Erinnerung an Berliner Bombennächte

++11.51 Uhr++ „Wie Dynamit!“ So schildert eine Zeugin den Moment, in dem es die Explosion in dem Altenburger Haus gab. Sie ist die 91-jährige Bewohnerin, die aus dem brennenden Haus gerettet werden konnte. An dem Morgen war sie noch im Morgenrock. Sie, die die Bombennächte in Berlin erlebt hat, schildert, sie sei höchst erschrocken gewesen und habe Glück gehabt, dass sie gerade nicht in der Nähe der Tür war, die durch die Explosion aus den Angeln flog. „Das war eine Detonation!“, erzählt die Frau, und erinnert sich an die Luftangriffe auf Berlin im Zweiten Weltkrieg. Was ihr auffiel: Schon zwei Tage vorher habe er sein Auto anders geparkt – so, dass man es schnell wegfahren kann. „Er muss etwas im Schilde geführt haben.“ Er habe am Tag vorher bereits immer wieder Gegenstände ins Haus und in den Keller getragen.

Der Angeklagte habe sich in den Tagen vorher immer wieder über eine kalte Wohnung beschwert und ihr gegenüber geäußert: „Die hören noch von mir.“ Auf die Frage des Gutachters, „Was ist er für ein Mensch?“, antwortet die Zeugin: „Unauffällig“. Frage des Verteidigers: Das Verhältnis habe sie als gutnachbarschaftlich beschrieben? „Ja“. Neue Frage: Hat er mal sein Herz ausgeschüttet – auch über Frauen? „Nö, er war wirklich unauffällig.“

+++12.13 Uhr++ Auf Nachfragen des Verteidigers erzählt die 91-Jährige von ihrem Zusammenleben mit dem Nachbarn, dem Angeklagten. Sie habe ihm einmal eine Schirmmütze geschenkt – weil er doch immer nicht gesehen werden wolle.
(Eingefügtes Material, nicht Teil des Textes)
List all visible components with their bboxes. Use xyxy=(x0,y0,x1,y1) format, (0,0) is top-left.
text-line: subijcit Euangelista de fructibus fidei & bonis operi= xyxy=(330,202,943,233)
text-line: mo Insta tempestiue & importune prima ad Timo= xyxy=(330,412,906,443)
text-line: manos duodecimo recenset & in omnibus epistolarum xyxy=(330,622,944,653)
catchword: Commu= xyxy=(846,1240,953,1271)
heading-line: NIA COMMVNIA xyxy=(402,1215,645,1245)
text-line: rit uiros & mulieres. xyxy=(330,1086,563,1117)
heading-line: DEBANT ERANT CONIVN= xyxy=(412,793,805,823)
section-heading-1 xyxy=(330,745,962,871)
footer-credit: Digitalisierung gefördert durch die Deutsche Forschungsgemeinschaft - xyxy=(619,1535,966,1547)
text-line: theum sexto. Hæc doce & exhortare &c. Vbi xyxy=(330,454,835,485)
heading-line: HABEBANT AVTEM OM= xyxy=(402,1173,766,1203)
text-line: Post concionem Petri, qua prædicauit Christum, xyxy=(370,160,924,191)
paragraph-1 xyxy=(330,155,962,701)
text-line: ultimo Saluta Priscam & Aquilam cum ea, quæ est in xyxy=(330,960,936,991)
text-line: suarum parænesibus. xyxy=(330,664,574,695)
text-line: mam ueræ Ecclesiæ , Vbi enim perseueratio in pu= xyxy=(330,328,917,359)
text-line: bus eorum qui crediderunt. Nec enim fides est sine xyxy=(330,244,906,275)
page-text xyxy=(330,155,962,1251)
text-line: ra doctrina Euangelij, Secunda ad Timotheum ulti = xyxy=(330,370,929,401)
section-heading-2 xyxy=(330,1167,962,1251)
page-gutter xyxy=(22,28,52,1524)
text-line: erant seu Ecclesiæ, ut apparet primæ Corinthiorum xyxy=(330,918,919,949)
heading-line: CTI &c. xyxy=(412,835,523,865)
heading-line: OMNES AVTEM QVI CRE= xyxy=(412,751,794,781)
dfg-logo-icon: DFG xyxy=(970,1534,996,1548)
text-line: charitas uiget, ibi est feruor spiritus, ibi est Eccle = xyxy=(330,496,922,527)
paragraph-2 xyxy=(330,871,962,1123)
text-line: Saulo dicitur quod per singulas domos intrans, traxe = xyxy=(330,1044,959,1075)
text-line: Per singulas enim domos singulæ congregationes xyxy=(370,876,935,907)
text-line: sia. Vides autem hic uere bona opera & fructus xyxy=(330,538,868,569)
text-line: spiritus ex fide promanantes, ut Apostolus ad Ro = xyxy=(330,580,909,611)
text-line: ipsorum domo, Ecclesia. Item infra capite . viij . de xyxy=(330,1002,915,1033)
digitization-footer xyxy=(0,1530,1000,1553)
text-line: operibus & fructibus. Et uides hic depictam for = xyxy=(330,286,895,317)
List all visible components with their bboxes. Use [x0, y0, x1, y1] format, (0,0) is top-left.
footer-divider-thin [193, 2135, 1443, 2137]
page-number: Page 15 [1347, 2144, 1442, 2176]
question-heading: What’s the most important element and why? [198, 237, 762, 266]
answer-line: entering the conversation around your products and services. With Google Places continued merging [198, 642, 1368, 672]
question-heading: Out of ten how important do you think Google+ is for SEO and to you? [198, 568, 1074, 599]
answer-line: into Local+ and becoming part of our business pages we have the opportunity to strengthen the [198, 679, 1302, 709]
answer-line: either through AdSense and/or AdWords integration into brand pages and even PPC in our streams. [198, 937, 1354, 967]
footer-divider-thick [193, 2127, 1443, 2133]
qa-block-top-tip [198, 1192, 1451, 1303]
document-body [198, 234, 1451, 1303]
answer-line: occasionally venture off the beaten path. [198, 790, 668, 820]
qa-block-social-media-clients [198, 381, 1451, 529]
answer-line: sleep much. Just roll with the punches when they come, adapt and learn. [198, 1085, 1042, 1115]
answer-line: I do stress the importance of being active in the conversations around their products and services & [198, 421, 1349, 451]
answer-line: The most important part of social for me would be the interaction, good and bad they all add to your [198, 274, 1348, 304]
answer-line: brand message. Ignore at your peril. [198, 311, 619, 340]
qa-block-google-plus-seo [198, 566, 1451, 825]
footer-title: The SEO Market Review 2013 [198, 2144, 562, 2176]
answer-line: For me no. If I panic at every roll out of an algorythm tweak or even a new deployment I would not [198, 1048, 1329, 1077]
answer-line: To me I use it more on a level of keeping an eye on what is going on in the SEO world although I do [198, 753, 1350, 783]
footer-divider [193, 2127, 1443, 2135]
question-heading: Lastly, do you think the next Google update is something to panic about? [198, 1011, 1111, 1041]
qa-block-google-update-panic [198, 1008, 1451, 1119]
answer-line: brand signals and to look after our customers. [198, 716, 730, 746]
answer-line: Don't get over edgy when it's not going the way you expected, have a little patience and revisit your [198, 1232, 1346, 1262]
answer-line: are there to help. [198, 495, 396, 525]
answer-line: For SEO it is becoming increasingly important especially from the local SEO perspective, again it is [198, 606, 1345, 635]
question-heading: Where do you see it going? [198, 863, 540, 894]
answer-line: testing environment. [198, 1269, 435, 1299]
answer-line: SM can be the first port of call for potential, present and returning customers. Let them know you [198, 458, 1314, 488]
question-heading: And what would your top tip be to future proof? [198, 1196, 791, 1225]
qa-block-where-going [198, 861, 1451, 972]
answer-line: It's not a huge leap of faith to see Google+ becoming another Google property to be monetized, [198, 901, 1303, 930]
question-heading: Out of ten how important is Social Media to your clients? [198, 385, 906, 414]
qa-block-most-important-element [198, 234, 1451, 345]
„Da sind Sie so ein kleines Licht.“

++12.15 Uhr++ Der Angeklagte spricht die Zeugin an: „Frau P. Es tut mir wirklich leid!“ Sie antwortet kühl: „Wissen Sie. Ich habe so viel gesehen von der Welt. Da sind Sie so ein kleines Licht.“ Sie erzählt von ihrem Leben, in dem sie auch in Argentinien war, weil ihr Ehemann Marinesoldat im Zweiten Weltkrieg war.

++12.20 Uhr++ Nächster Zeuge, der Neffe der Zeugin P.. Auch er erinnert sich, dass der Angeklagte sein Auto in den Tagen zuvor „verkehrt herum“ geparkt habe. Er sei bei der Arbeit von der Polizei angerufen worden: „Ihr Haus brennt lichterloh!“

Den Angeklagten schildert der Zeuge als schüchtern – jemand, der mit gesenktem Kopf vom Auto zum Haus geht. Er habe auch stets eine Basecap getragen: eine Schirmmütze. Und S: habe sich offenbar verfolgt gefühlt. Auf seine Bitte hin habe er einmal im Internet recherchiert, ob es über ihn Angaben oder von ihm ein Phantombild gibt. Er habe nichts gefunden und das dem Mann auch erzählt. Der Nachbar sei wohl ein einsamer Mensch gewesen.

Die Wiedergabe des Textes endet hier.